Con Watch: Is Voice Recognition for Banking Safe?

Steve Weisman is a lawyer, college professor, author, and one of the country’s leading experts in cybersecurity, identity theft, and scams. See Steve’s other Con Watch articles.

“Is it live or is it Memorex?” was an advertising slogan for Memorex audio tapes in the 1980s where the company suggested you couldn’t tell if you were listening to a live performance or a recording. The stakes were not particularly high if you guessed wrong. Today, however, the question of whether audio is a cloned voice made with AI or the voice of a real bank customer is a more serious one.

As we all know, passwords as a method of authentication for your accounts are not particularly secure. Passwords may be stolen or compromised in a data breach, and security questions have also become increasingly vulnerable, particularly with the data harvesting capabilities of AI. Biometrics such as a fingerprint are a good verification tool for opening your phone, but what about using biometrics to access your bank account? Many banks such as Bank of America, Capital One, HSBC, and Barclays offer voice verification, where your voice on the phone acts as your password, allowing you access to your account.

Voice biometric authentication generally is done using two different methods. In one method, the customer is required to speak a specific phrase such as “My voice is my password,” which is then matched against a recording of their voice they used when they first set up voice verification. With the second method, the customer converses normally without having to say any particular phrase, which is again verified against an earlier voice recording.

With so many people now doing their banking on their cell phones, banks are using biometric voice authentication on mobile banking apps. Banks using this technology say that it is a safe and secure option.

But how secure is it?

British reporter Shari Vahl of the BBC used an AI clone of her voice to access accounts at two banks — Santander and Halifax. Both banks accepted the AI generated voice to grant her access to the accounts. British reporter Joseph Cox also used readily available voice cloning technology to access his account at Lloyds Bank.

The banks will tell you that voice biometric authentication is a sophisticated technology that analyzes more than 100 unique vocal characteristics including tone, pronunciation patterns,  speech rhythm, and accent. Voice patterns are considered to be as unique as fingerprints. However, in the best of all worlds there can be problems using voice recognition. Background noise can interfere with the analysis of the voice by the bank’s system and voices can change due to advancing age, illness, or even emotional states. Further, different phone connections can also affect recognition accuracy.

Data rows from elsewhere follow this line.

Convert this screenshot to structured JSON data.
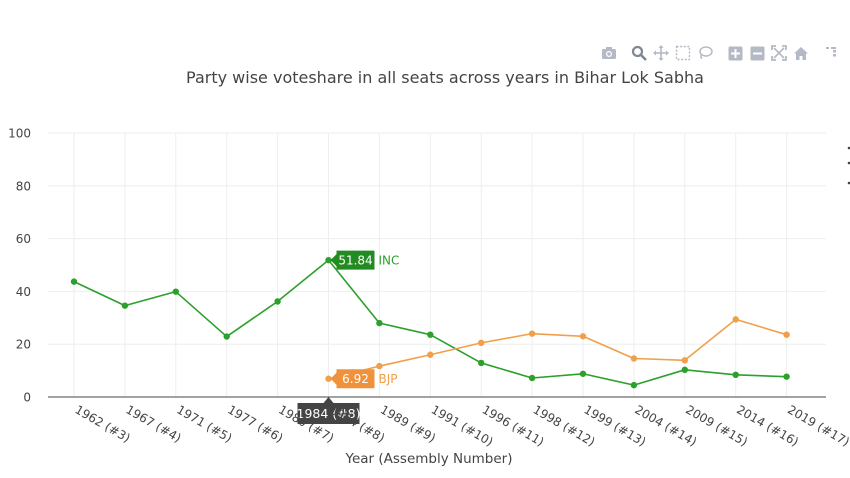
{
  "chart_data": {
    "type": "line",
    "title": "Party wise voteshare in all seats across years in Bihar Lok Sabha",
    "xlabel": "Year (Assembly Number)",
    "ylabel": "",
    "ylim": [
      0,
      100
    ],
    "yticks": [
      0,
      20,
      40,
      60,
      80,
      100
    ],
    "grid": true,
    "categories": [
      "1962 (#3)",
      "1967 (#4)",
      "1971 (#5)",
      "1977 (#6)",
      "1980 (#7)",
      "1984 (#8)",
      "1989 (#9)",
      "1991 (#10)",
      "1996 (#11)",
      "1998 (#12)",
      "1999 (#13)",
      "2004 (#14)",
      "2009 (#15)",
      "2014 (#16)",
      "2019 (#17)"
    ],
    "series": [
      {
        "name": "INC",
        "color": "#2ca02c",
        "values": [
          43.7,
          34.6,
          39.9,
          22.9,
          36.2,
          51.84,
          28.0,
          23.6,
          12.9,
          7.2,
          8.8,
          4.5,
          10.3,
          8.4,
          7.7
        ]
      },
      {
        "name": "BJP",
        "color": "#f0a04b",
        "values": [
          null,
          null,
          null,
          null,
          null,
          6.92,
          11.7,
          16.0,
          20.5,
          24.0,
          23.0,
          14.6,
          13.9,
          29.4,
          23.6
        ]
      }
    ],
    "hover": {
      "category_index": 5,
      "x_label": "1984 (#8)",
      "labels": [
        {
          "series": "INC",
          "value_text": "51.84",
          "name_text": "INC",
          "box_color": "#228b22"
        },
        {
          "series": "BJP",
          "value_text": "6.92",
          "name_text": "BJP",
          "box_color": "#f0923c"
        }
      ]
    }
  },
  "modebar": {
    "icons": [
      "camera-icon",
      "zoom-icon",
      "pan-icon",
      "box-select-icon",
      "lasso-select-icon",
      "zoom-in-icon",
      "zoom-out-icon",
      "autoscale-icon",
      "home-icon",
      "spike-lines-icon"
    ],
    "icon_color": "#b4b9c6",
    "active_color": "#7f8794"
  },
  "colors": {
    "text": "#444444",
    "grid": "#eeeeee",
    "axis": "#444444"
  }
}
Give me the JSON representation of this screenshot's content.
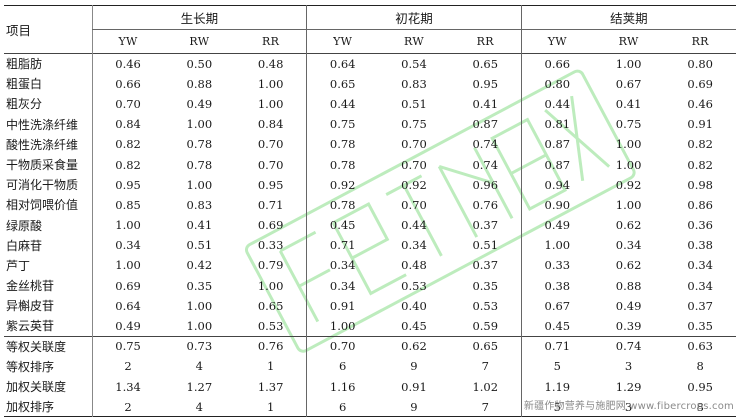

But even worse is the threat of AI voice cloning by identity thieves. Due to now widely available AI voice cloning technology, it can be a simple matter for someone to clone your voice from as little as 30 seconds of audio from social media.

It must be noted that there have not been reports of widespread hacking of bank accounts through voice cloning (most banks have other safety measures in place, such as the call coming from a previously verified device). But with the vulnerability of present voice verification systems, the problem will only grow.

So how can you protect yourself?

As I always urge you to do, you should use dual factor authentication whenever possible, including if you are using voice verification for your bank account.

Further, just as we all should be protective of personal information we post on social media that can be leveraged against us for scams and identity theft purposes, we should now consider whether we wish to take the risk of posting audio. If you do post audio, take the time to research the latest tools available to prevent voice cloning, such as AntiFake.